Ludzie tacy jak ja, najwyraźniej przychodzą na ten świat, nie tylko jako szaramanckie dziwadła, ale i z pechem.

I nie tylko jako szarmanckie dziwadła odchodzą, ale odchodzą z tym samym pechem z jakim się narodzili.

Perspektywa Nieba bez Nieba nie rodzi alternatywy dla Nieba, ani żadnej pociechy, ani żadnej nadziei.

Nadziei, którą staram się tak pielęgnować by trwać i by ona we mnie trwała i zawsze była ze mną jak najlepsza matka jak najczulsza i najwierniejsza kochanka.

Chyba na razie nic więcej nie jestem w stanie wyrazić o Boże.

Cokolwiek bym nie powiedział, cokolwiek bym nie poczuł i do czegokolwiek bym nie westchnął nie będzie na właściwym miejscu.
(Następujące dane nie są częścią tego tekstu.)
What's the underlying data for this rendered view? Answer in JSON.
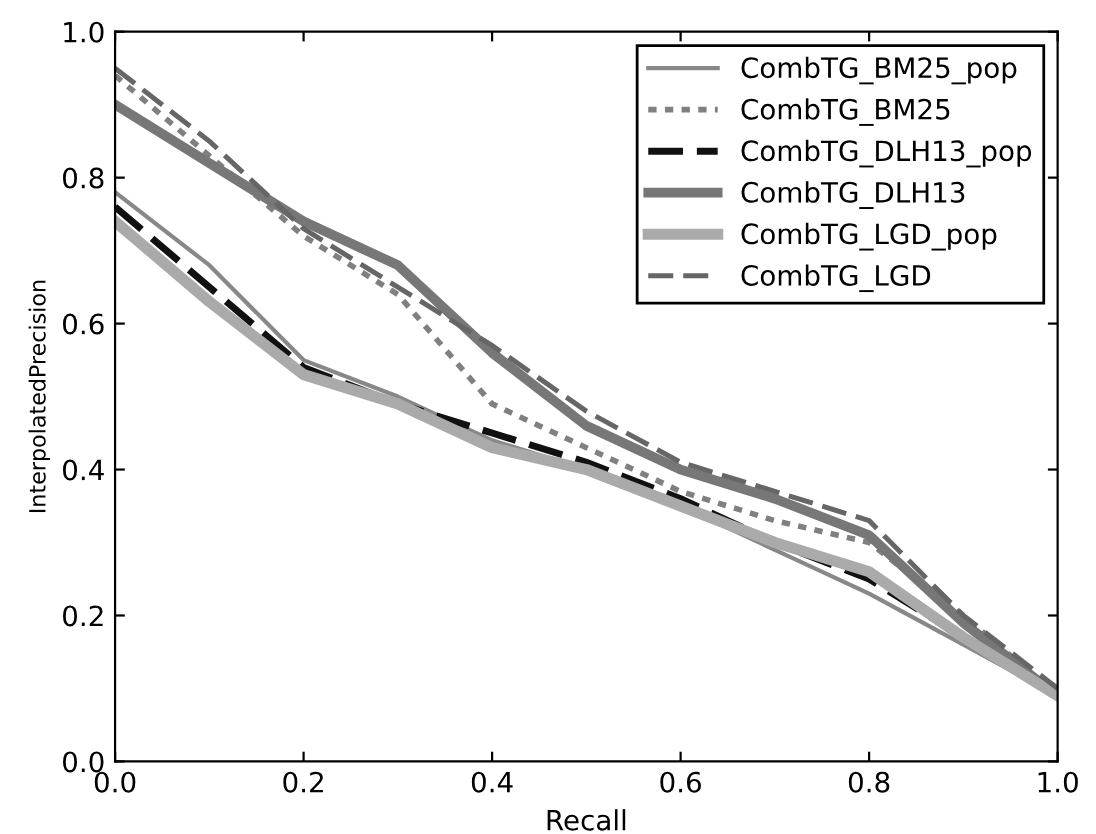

Ty Który Jesteś i przepełniasz wszystko, Ty Który Jesteś nieskończoną miłością, który jesteś pełnią miłosierdzia, dla mojej miłości tego miłosierdzia nie miałeś..

Z bolesnymi faktami życia najlepiej jest się przespać ... Jak Hamlet ...

"Umrzeć - zasnąć -
I na tym koniec. - Gdybyśmy wiedzieli,
Że raz zasnąwszy, zakończym na zawsze
Boleści serca i owe tysiączne
Właściwe naszej naturze wstrząśnienia,
Kres taki byłby celem na tej ziemi"

Z Twojej Łaski Boże chciałbym utulić się w objęciach snu, którego Ty także jesteś stwórcą.

Zagłębić wszystko co moje  we śnie. Spać ..Zasnąć .. Śnić, albo i nie śnić byle by tylko spać i bólu już nie odczuwać.

Najwyraźniej miłość nie rodzi się z mojej woli czy z moich urojeń, ale z Twojej Woli i z Twego serca Panie w sercach naszych.

Nie przerwanie więc i z Miłością życzył bym sobie i innym dobrego dnia, radości, którą i ja mógłbym żyć gdyby przy mnie była, oraz pokoju ducha i siły.

Siły by trwać, bo to jest zawsze i każdemu  potrzebne, dopóki nie przyjdzie czas na Twoją miłość Panie, która nas odwołuje z tej ziemi jaką dla nas stworzyłeś na tymczasowe mieszkanie.

Mnie z Twojej Woli musi wystarczać mój los i marność tego świata.

Marność, która wypełnia wszystko poza Twoją i moją Miłością.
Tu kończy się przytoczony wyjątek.